From Dataset to Knowledge Graph: The “Chronology of Events 1940-1944” at the Academy of Athens (poster)
The paper deals with the curation of a collection created by the Modern Greek History Research Centre of the Academy of Athens in Greece. The collection is based on an archival series of the British Foreign Office from the period between the outbreak of the Greek-Italian War (October 1940) and the end of the Nazi occupation in Greece (October 1944). Based on this material, the researchers have compiled a detailed chronology, which records specific events, but also information exchange, proposals, plans and reports by Greeks, British, Allies and resistance organizations. The Chronology was published in two volumes.[1] The entries were also captured in a database that allows multiple searches and extraction of data beyond the indexes contained in the publication. Yet this digitized collection had remained a closed corpus of information, without any interconnection with relevant collections of other institutions.

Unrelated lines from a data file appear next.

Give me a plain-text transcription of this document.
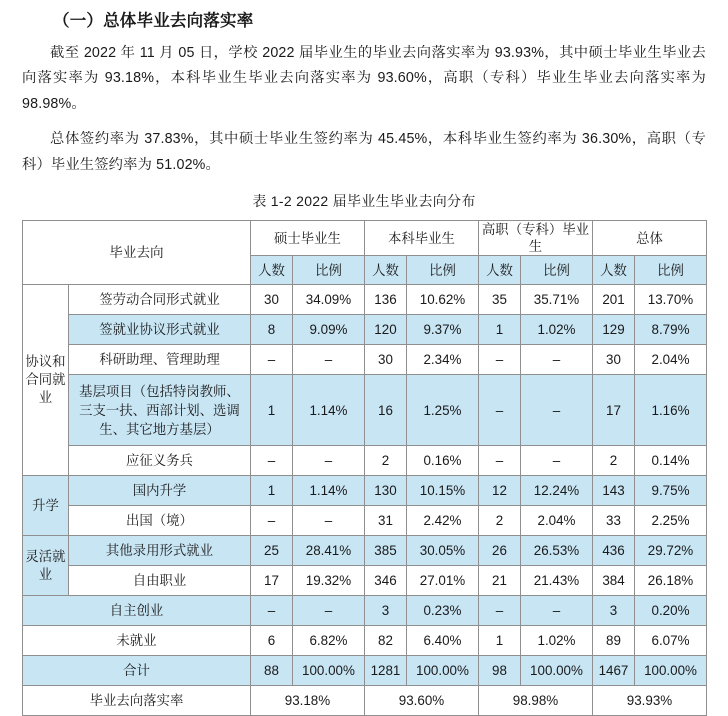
（一）总体毕业去向落实率

截至 2022 年 11 月 05 日，学校 2022 届毕业生的毕业去向落实率为 93.93%，其中硕士毕业生毕业去向落实率为 93.18%，本科毕业生毕业去向落实率为 93.60%，高职（专科）毕业生毕业去向落实率为 98.98%。

总体签约率为 37.83%，其中硕士毕业生签约率为 45.45%，本科毕业生签约率为 36.30%，高职（专科）毕业生签约率为 51.02%。

表 1-2 2022 届毕业生毕业去向分布
毕业去向		硕士毕业生		本科毕业生		高职（专科）毕业生		总体	
		人数	比例	人数	比例	人数	比例	人数	比例
协议和合同就业	签劳动合同形式就业	30	34.09%	136	10.62%	35	35.71%	201	13.70%
	签就业协议形式就业	8	9.09%	120	9.37%	1	1.02%	129	8.79%
	科研助理、管理助理	–	–	30	2.34%	–	–	30	2.04%

	基层项目（包括特岗教师、
三支一扶、西部计划、选调
生、其它地方基层）	1	1.14%	16	1.25%	–	–	17	1.16%
	应征义务兵	–	–	2	0.16%	–	–	2	0.14%
升学	国内升学	1	1.14%	130	10.15%	12	12.24%	143	9.75%
	出国（境）	–	–	31	2.42%	2	2.04%	33	2.25%
灵活就业	其他录用形式就业	25	28.41%	385	30.05%	26	26.53%	436	29.72%
	自由职业	17	19.32%	346	27.01%	21	21.43%	384	26.18%
自主创业		–	–	3	0.23%	–	–	3	0.20%
未就业		6	6.82%	82	6.40%	1	1.02%	89	6.07%
合计		88	100.00%	1281	100.00%	98	100.00%	1467	100.00%
毕业去向落实率		93.18%		93.60%		98.98%		93.93%	
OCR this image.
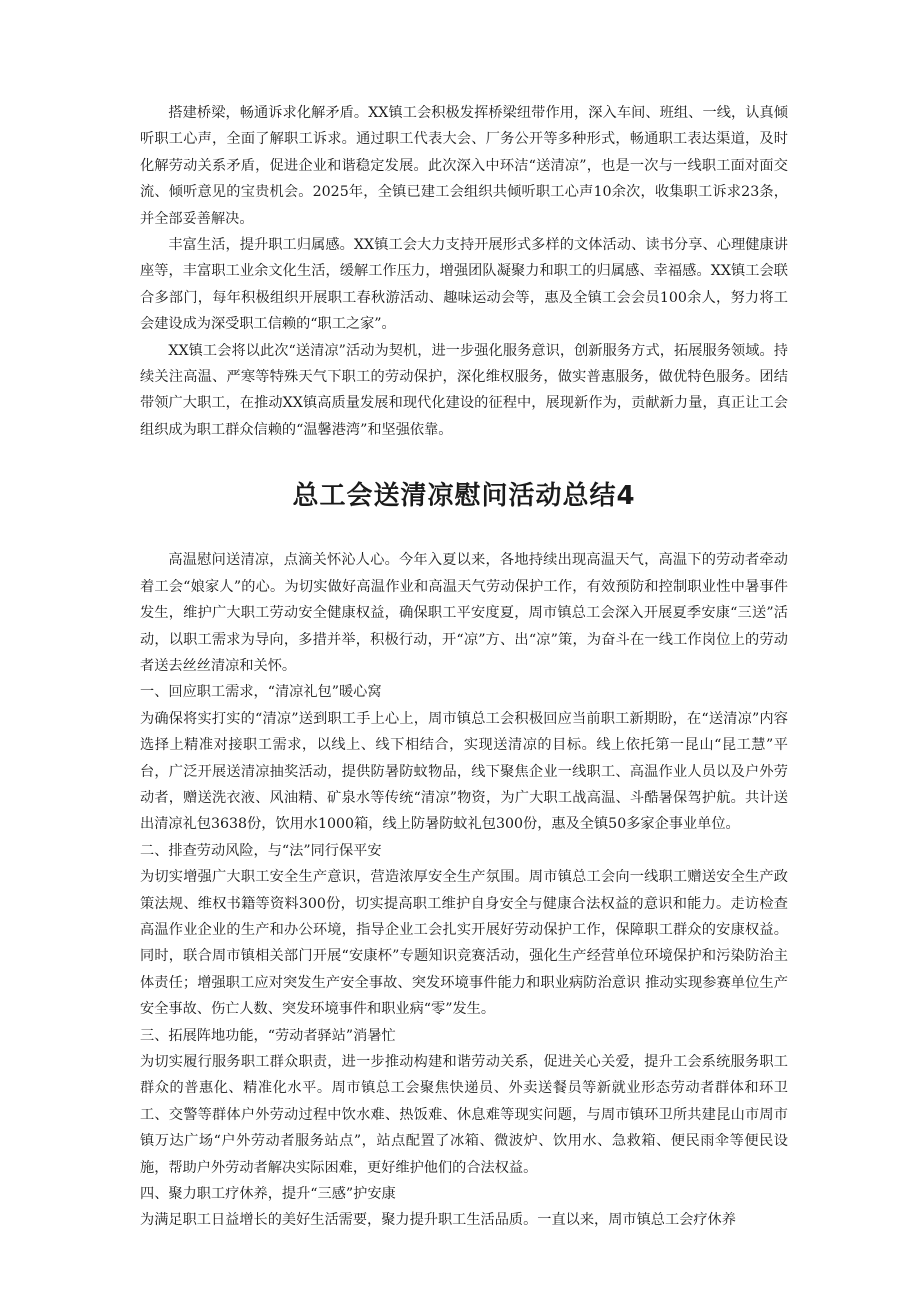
搭建桥梁，畅通诉求化解矛盾。XX镇工会积极发挥桥梁纽带作用，深入车间、班组、一线，认真倾听职工心声，全面了解职工诉求。通过职工代表大会、厂务公开等多种形式，畅通职工表达渠道，及时化解劳动关系矛盾，促进企业和谐稳定发展。此次深入中环洁“送清凉”，也是一次与一线职工面对面交流、倾听意见的宝贵机会。2025年，全镇已建工会组织共倾听职工心声10余次，收集职工诉求23条，并全部妥善解决。

丰富生活，提升职工归属感。XX镇工会大力支持开展形式多样的文体活动、读书分享、心理健康讲座等，丰富职工业余文化生活，缓解工作压力，增强团队凝聚力和职工的归属感、幸福感。XX镇工会联合多部门，每年积极组织开展职工春秋游活动、趣味运动会等，惠及全镇工会会员100余人，努力将工会建设成为深受职工信赖的“职工之家”。

XX镇工会将以此次“送清凉”活动为契机，进一步强化服务意识，创新服务方式，拓展服务领域。持续关注高温、严寒等特殊天气下职工的劳动保护，深化维权服务，做实普惠服务，做优特色服务。团结带领广大职工，在推动XX镇高质量发展和现代化建设的征程中，展现新作为，贡献新力量，真正让工会组织成为职工群众信赖的“温馨港湾”和坚强依靠。

总工会送清凉慰问活动总结4

高温慰问送清凉，点滴关怀沁人心。今年入夏以来，各地持续出现高温天气，高温下的劳动者牵动着工会“娘家人”的心。为切实做好高温作业和高温天气劳动保护工作，有效预防和控制职业性中暑事件发生，维护广大职工劳动安全健康权益，确保职工平安度夏，周市镇总工会深入开展夏季安康“三送”活动，以职工需求为导向，多措并举，积极行动，开“凉”方、出“凉”策，为奋斗在一线工作岗位上的劳动者送去丝丝清凉和关怀。

一、回应职工需求，“清凉礼包”暖心窝

为确保将实打实的“清凉”送到职工手上心上，周市镇总工会积极回应当前职工新期盼，在“送清凉”内容选择上精准对接职工需求，以线上、线下相结合，实现送清凉的目标。线上依托第一昆山“昆工慧”平台，广泛开展送清凉抽奖活动，提供防暑防蚊物品，线下聚焦企业一线职工、高温作业人员以及户外劳动者，赠送洗衣液、风油精、矿泉水等传统“清凉”物资，为广大职工战高温、斗酷暑保驾护航。共计送出清凉礼包3638份，饮用水1000箱，线上防暑防蚊礼包300份，惠及全镇50多家企事业单位。

二、排查劳动风险，与“法”同行保平安

为切实增强广大职工安全生产意识，营造浓厚安全生产氛围。周市镇总工会向一线职工赠送安全生产政策法规、维权书籍等资料300份，切实提高职工维护自身安全与健康合法权益的意识和能力。走访检查高温作业企业的生产和办公环境，指导企业工会扎实开展好劳动保护工作，保障职工群众的安康权益。同时，联合周市镇相关部门开展“安康杯”专题知识竞赛活动，强化生产经营单位环境保护和污染防治主体责任；增强职工应对突发生产安全事故、突发环境事件能力和职业病防治意识 推动实现参赛单位生产安全事故、伤亡人数、突发环境事件和职业病“零”发生。

三、拓展阵地功能，“劳动者驿站”消暑忙

为切实履行服务职工群众职责，进一步推动构建和谐劳动关系，促进关心关爱，提升工会系统服务职工群众的普惠化、精准化水平。周市镇总工会聚焦快递员、外卖送餐员等新就业形态劳动者群体和环卫工、交警等群体户外劳动过程中饮水难、热饭难、休息难等现实问题，与周市镇环卫所共建昆山市周市镇万达广场“户外劳动者服务站点”，站点配置了冰箱、微波炉、饮用水、急救箱、便民雨伞等便民设施，帮助户外劳动者解决实际困难，更好维护他们的合法权益。

四、聚力职工疗休养，提升“三感”护安康

为满足职工日益增长的美好生活需要，聚力提升职工生活品质。一直以来，周市镇总工会疗休养
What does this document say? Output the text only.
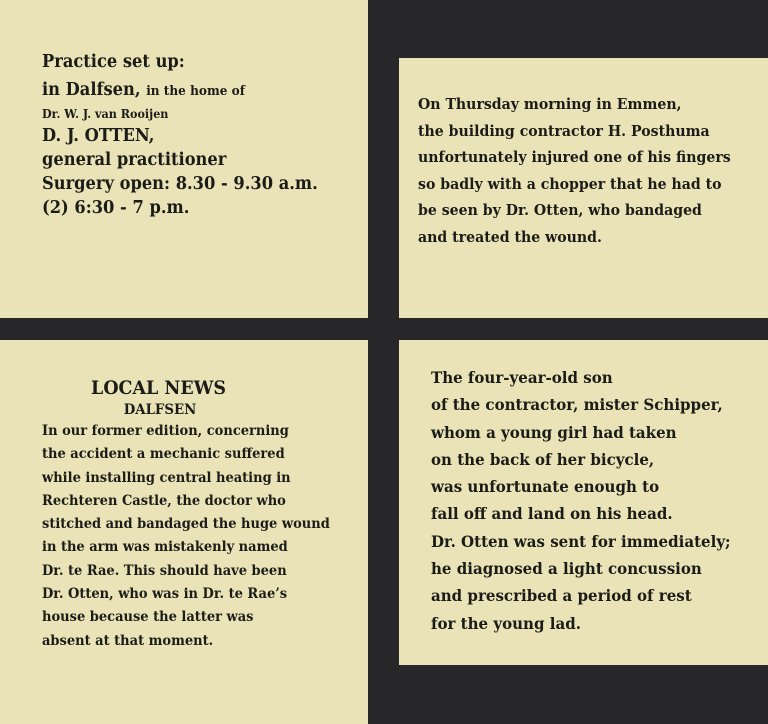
Practice set up:
in Dalfsen, in the home of
Dr. W. J. van Rooijen
D. J. OTTEN,
general practitioner
Surgery open: 8.30 - 9.30 a.m.
(2) 6:30 - 7 p.m.
On Thursday morning in Emmen,
the building contractor H. Posthuma
unfortunately injured one of his fingers
so badly with a chopper that he had to
be seen by Dr. Otten, who bandaged
and treated the wound.
LOCAL NEWS
DALFSEN
In our former edition, concerning
the accident a mechanic suffered
while installing central heating in
Rechteren Castle, the doctor who
stitched and bandaged the huge wound
in the arm was mistakenly named
Dr. te Rae. This should have been
Dr. Otten, who was in Dr. te Rae’s
house because the latter was
absent at that moment.
The four-year-old son
of the contractor, mister Schipper,
whom a young girl had taken
on the back of her bicycle,
was unfortunate enough to
fall off and land on his head.
Dr. Otten was sent for immediately;
he diagnosed a light concussion
and prescribed a period of rest
for the young lad.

Three years ago, the Chronology was incorporated in the action “The 1940s in Greece” of the project APOLLONIS, in the framework of which the partners of the project, based on the metadata of various collections pertaining to that period, created common indexes and knowledge bases to increase the collections’ accessibility and interoperability, and to familiarize researchers with the possibilities of datasets curation.
Οne of the outcomes of this action was a linked data-based knowledge graph representation of the collections to support expressive semantic queries. The first step for the construction of the knowledge graph was the production of linked data representations of the collections using a mapping tool.[2] The mappings used both standard and custom vocabularies to cover collection-specific modeling needs. The second step was the automatic enrichment of the items in the knowledge graph with annotations, which were produced for three semantic dimensions (place, time, person/organization) by applying NERD tools on the relevant fields. For the Academy of Athens Chronology, these tools produced Geonames, TimeLine[3] and Wikidata annotations. The resulting knowledge graph was further extended with relevant vocabularies (eg. DBPedia, Greek Historical Periods[4]) by including cross vocabulary equivalence alignments for identical terms and containment alignments for temporal terms.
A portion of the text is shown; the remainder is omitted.